Dariela Aquique 

Lazaro Borges. Photo: juventudrebelde.cu

As is custom, the Cuban press is up to its same old thing antics.  I was left dumbfounded the other day when I heard all of the praises being made during the sports segment of the TV news.

The commentator was making reference to the performance of young Lazaro Borges, the athlete who had just won the silver medal in pole vaulting at the 2011 World Athletics Championships in Daegu, South Korea.

It’s obvious that the young man deserves recognition and mention for his accomplishment.  He bettered his own personal record with a spectacular 5.90 meter vault that equaled the height of the gold medal winner, who finished in first only because he reached that height in fewer attempts.

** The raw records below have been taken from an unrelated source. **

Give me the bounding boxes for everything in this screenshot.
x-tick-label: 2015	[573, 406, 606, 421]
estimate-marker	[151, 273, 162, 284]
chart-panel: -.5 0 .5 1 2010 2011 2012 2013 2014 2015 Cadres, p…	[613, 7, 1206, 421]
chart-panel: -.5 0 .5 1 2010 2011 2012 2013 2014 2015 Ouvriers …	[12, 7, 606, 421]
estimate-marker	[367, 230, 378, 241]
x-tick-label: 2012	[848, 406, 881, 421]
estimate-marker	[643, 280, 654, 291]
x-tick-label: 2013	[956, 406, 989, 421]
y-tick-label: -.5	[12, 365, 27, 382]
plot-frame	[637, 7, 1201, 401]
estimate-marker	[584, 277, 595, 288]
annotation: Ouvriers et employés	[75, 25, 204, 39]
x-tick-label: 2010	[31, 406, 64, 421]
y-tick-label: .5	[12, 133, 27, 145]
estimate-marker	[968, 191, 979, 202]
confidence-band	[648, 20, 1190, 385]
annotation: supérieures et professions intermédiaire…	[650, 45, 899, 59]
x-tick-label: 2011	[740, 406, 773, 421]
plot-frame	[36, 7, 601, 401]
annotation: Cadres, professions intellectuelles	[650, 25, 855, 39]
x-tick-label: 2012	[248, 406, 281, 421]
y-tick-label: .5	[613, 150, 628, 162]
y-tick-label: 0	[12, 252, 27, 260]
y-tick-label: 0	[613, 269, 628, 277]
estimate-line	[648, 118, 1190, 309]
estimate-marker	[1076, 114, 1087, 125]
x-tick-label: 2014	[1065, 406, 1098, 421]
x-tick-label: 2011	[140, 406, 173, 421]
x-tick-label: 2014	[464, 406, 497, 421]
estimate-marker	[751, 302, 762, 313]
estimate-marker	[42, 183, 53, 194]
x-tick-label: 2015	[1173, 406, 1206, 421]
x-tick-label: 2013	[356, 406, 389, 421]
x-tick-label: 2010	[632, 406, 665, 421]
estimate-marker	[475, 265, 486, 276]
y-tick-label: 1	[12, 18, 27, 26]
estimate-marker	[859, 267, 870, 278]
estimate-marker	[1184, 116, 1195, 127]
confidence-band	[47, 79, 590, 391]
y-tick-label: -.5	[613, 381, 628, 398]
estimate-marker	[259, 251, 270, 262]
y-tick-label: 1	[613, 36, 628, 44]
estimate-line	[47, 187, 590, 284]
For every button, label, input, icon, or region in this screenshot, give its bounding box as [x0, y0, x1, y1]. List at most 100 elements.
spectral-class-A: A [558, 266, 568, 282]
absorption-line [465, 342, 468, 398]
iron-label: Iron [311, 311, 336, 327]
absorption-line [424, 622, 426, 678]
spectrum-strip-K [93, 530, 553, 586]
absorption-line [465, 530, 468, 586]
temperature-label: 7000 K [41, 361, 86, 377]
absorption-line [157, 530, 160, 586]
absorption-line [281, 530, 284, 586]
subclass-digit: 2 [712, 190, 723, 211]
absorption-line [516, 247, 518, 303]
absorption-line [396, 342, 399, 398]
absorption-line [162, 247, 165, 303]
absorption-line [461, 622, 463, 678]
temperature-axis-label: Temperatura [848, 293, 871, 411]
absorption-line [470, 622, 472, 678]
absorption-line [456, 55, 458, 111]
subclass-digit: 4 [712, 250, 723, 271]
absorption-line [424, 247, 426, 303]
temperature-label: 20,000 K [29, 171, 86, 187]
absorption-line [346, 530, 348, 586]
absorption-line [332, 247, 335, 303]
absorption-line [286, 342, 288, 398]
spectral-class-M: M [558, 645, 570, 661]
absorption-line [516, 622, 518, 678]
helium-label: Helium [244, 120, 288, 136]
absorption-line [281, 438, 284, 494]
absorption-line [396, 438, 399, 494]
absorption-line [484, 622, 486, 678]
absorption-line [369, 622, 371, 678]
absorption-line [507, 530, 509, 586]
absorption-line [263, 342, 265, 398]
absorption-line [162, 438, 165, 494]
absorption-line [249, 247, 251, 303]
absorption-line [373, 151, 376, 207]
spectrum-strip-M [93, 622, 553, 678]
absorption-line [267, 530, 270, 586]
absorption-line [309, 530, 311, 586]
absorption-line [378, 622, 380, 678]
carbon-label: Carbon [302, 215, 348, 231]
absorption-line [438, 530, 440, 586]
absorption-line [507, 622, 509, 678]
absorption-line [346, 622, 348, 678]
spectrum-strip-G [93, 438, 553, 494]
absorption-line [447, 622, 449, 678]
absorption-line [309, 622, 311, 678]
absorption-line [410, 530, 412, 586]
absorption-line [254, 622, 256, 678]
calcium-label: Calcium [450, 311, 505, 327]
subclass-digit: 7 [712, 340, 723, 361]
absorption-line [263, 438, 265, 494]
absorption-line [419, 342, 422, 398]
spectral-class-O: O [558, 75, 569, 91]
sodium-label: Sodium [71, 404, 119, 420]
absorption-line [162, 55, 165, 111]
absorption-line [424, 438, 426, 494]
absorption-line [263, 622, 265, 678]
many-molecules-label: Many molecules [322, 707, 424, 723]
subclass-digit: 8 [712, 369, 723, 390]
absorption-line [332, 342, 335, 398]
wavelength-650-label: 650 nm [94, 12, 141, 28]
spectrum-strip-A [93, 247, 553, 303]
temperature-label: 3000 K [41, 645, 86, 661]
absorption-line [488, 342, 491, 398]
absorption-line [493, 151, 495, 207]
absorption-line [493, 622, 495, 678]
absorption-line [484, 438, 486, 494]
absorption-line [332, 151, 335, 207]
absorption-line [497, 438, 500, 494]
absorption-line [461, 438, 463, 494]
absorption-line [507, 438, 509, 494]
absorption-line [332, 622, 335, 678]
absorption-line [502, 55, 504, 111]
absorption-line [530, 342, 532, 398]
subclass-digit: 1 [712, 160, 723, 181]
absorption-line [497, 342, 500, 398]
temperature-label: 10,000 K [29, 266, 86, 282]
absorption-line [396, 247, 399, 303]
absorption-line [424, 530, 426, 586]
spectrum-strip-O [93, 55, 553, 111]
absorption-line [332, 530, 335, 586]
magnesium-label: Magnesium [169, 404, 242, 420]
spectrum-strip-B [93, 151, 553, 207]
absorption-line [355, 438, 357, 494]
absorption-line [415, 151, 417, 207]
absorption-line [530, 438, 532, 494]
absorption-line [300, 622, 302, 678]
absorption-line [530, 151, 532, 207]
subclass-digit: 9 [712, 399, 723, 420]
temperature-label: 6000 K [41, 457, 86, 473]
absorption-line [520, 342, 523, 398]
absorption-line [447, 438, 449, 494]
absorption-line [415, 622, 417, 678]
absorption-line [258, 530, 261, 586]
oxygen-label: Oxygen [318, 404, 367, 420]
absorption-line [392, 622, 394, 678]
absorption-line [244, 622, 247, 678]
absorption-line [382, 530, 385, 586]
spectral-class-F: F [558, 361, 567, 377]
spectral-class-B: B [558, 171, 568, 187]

But what was confounding about this news was that it wasn’t limited to reporting on this Cuban athlete’s prowess.  Instead they emphasized that for the first time a medal in this specialty was obtained by an athlete from the Third World, since this discipline had always been “monopolized” (to use their exact words) by the powerhouse countries of Europe, the United States and on one occasion by a South African.

I wonder: Are the World Championships and the Olympics Games sports competitions between athletes or contests between countries, tools for gauging their levels of social and economic development?

The journalist went through an entire song and dance routine, repeating over and over again that Latin America, the Caribbean and the whole Third World had in the person of Borges their pole vaulting champion for whom they should be proud.

The reporter also highlighted the fifth place in that same event going to Yarisley Silva, another unprecedented accomplishment for a Cuban – finishing ahead of the Russian Olympic champion, Yelena Isinbayeva.

All of this was in contrast to the news of the disqualification of Cuban hurdler Dayron Robles, which was barely mentioned.  It was touched upon, yes, but in a very brief comment and one that was not among the headlines of national broadcasts, despite the fact that it was regular feature for more than two days among all of the international press agencies and news websites.

If one keeps in mind that this involved a superstar of the sport, his having won or not was not the meat of the story; everything that happened around his performance was pertinent information that needed to be published.

But no, chauvinism doesn’t allow reporting on defeats or errors.  It’s necessary to highlight the victories and focus on those that — as our reporters say — “raise the name of the homeland up high.”

What news will be reported about this young pole-vaulter if it turns out that his recent performance was just a fluke?  Will they note his performance as the accomplishment of an individual?  I don’t think so.  With him being the first Third World pole-vaulting medalist, it will be worth highlighting that feat for quite some time as news, since this is what gives legs to sports chauvinism.

 

 


Dariela Aquique

Dariela Aquique: I remember my years as a high school student, especially that teacher who would interrupt the reading of works and who with surprising histrionics spoke of the real possibilities of knowing more about the truth of a country through its writers than through historical chronicles. From there came my passion for writing and literature. I had excellent teachers (sure, those were not the days of the Fast-track Teachers) and extemporization and the non-mastery of subjects was not tolerated. With humble pretenses, I want to contribute to revealing the truth about my country, where reality always overcomes fiction, but where a novel style shrouds its existence.